The TIB report describes corruption at three stages of the project cycle. The first is bribery during project approval. Projects pass under the influence of ministers, the board chairman who is the minister of the environment, and political leaders. One board chairman, who served from 2010 to 2013, allocated 1473 percent more money than the average to projects in his own constituency. Proposals were submitted at the last minute and approval was settled in advance.

The second stage is the appointment of contractors. Tenders are rigged through contractors aligned with the ruling party. In the solar streetlight programme, 216 of 373 projects between 2019 and 2023 listed equipment prices 47 to 57 percent above the going rate. The loss came to between $17 million and $20.7 million.

The third stage is implementation. Some are “signboard projects,” where state money is drawn down by simply putting up a board. In other cases the work is poor or unfinished. A solar panel might fail in a year while paperwork claims a five-year warranty. As a result, 61.6 percent of projects are delayed, and some by more than two thousand days. Monitoring is thin. Outside audits are almost absent.

Why the Meghna’s erosion victims are missed

A deeper look raises further problems. Project allocations do not match the actual climate risk. The Spearman correlation between risk and money sent is only 0.2. Districts at high risk, such as Barisal, Bhola, and Patuakhali, receive less. Districts at lower risk receive more. Visible projects, like solar streetlights and eco-parks, attract money. Slow-onset problems, like river erosion, do not. In the Hijla and Meghna stretch, erosion takes 8,700 hectares of land each year and affects more than 200,000 people. Targeted projects for this area are very few.

Marginal communities are largely shut out of project design. Riverbank poor and landless families like Dulu’s have no place at the planning table. No policy carves out a separate target for the “ultra-poor” or for “river erosion victims.” Shelter projects and cash assistance exist on paper, but bureaucracy, political pull, and corruption keep them from reaching the people who need them. Decisions made in Dhaka rarely move into the field, and monitoring on the ground is missing as well. Shelter and rehabilitation projects for erosion victims do exist, but many people like Dulu have never received anything from them, because lists are drawn up irregularly and political preference shapes who appears on them.

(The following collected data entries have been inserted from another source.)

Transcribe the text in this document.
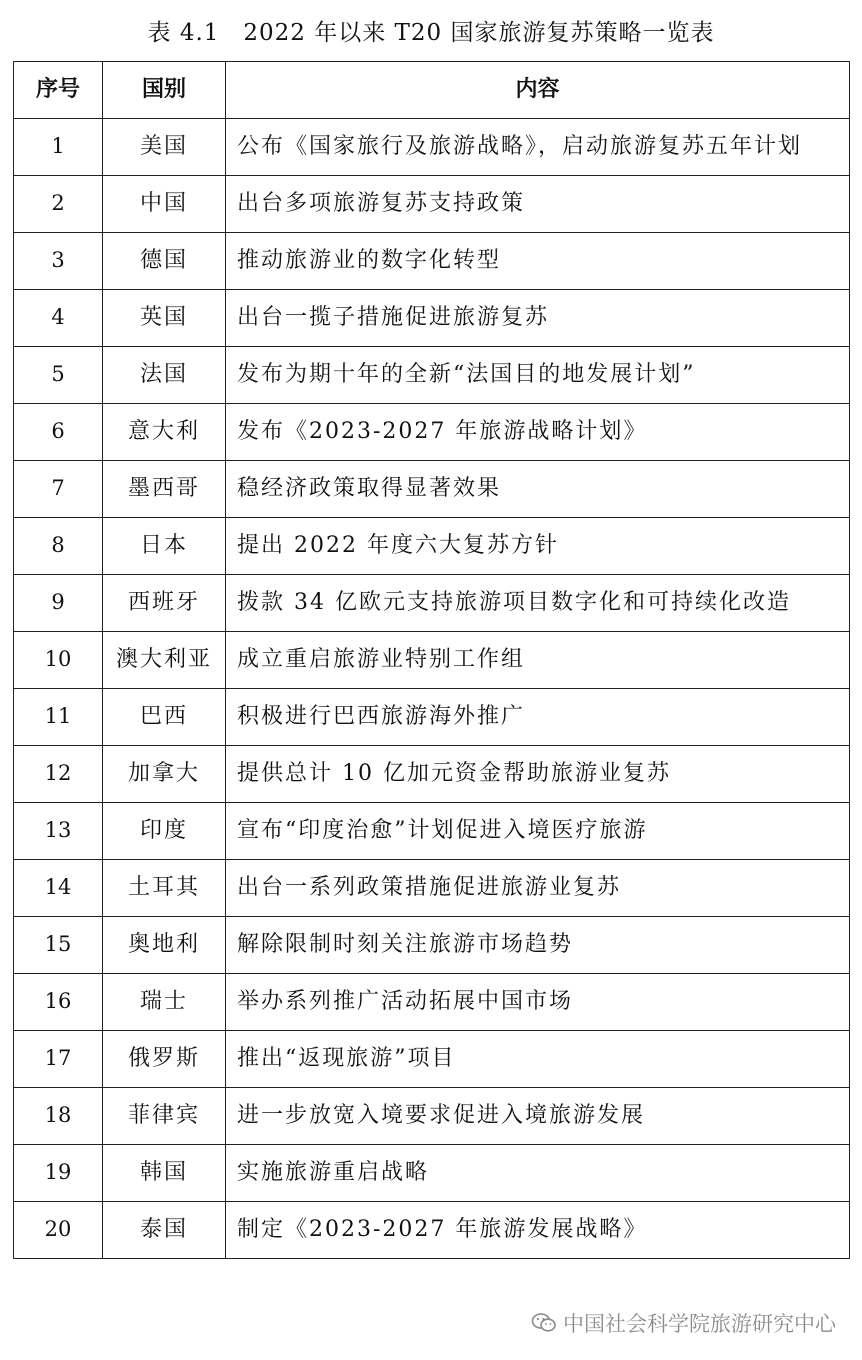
表 4.1　2022 年以来 T20 国家旅游复苏策略一览表
序号	国别	内容
1	美国	公布《国家旅行及旅游战略》，启动旅游复苏五年计划
2	中国	出台多项旅游复苏支持政策
3	德国	推动旅游业的数字化转型
4	英国	出台一揽子措施促进旅游复苏
5	法国	发布为期十年的全新“法国目的地发展计划”
6	意大利	发布《2023-2027 年旅游战略计划》
7	墨西哥	稳经济政策取得显著效果
8	日本	提出 2022 年度六大复苏方针
9	西班牙	拨款 34 亿欧元支持旅游项目数字化和可持续化改造
10	澳大利亚	成立重启旅游业特别工作组
11	巴西	积极进行巴西旅游海外推广
12	加拿大	提供总计 10 亿加元资金帮助旅游业复苏
13	印度	宣布“印度治愈”计划促进入境医疗旅游
14	土耳其	出台一系列政策措施促进旅游业复苏
15	奥地利	解除限制时刻关注旅游市场趋势
16	瑞士	举办系列推广活动拓展中国市场
17	俄罗斯	推出“返现旅游”项目
18	菲律宾	进一步放宽入境要求促进入境旅游发展
19	韩国	实施旅游重启战略
20	泰国	制定《2023-2027 年旅游发展战略》
中国社会科学院旅游研究中心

This is more than wasted money, TIB writes. It is a betrayal of the people most exposed to the climate.

What could be done

TIB and other groups recommend several changes. The BCCT Act needs amendment to bring in an independent board, clauses against corruption, and stronger transparency. Project selection should be weighted to actual risk on the ground. Local communities should take part in monitoring, with grievance mechanisms at the field level. Cash and housing assistance should go directly to the marginal, as grants rather than microfinance. Corruption cases should be investigated by the Anti-Corruption Commission free of political interference, and the guilty punished as a matter of example.

Dulu Aladar wades through water

Climate experts argue that the funds exist. Governance failure, corruption, and political interest keep them from reaching the people who need them. Millions like Dulu Aladar are the result. This is not only a climate problem. It is a governance problem. Without transparency and accountability, they say, the cycle will continue.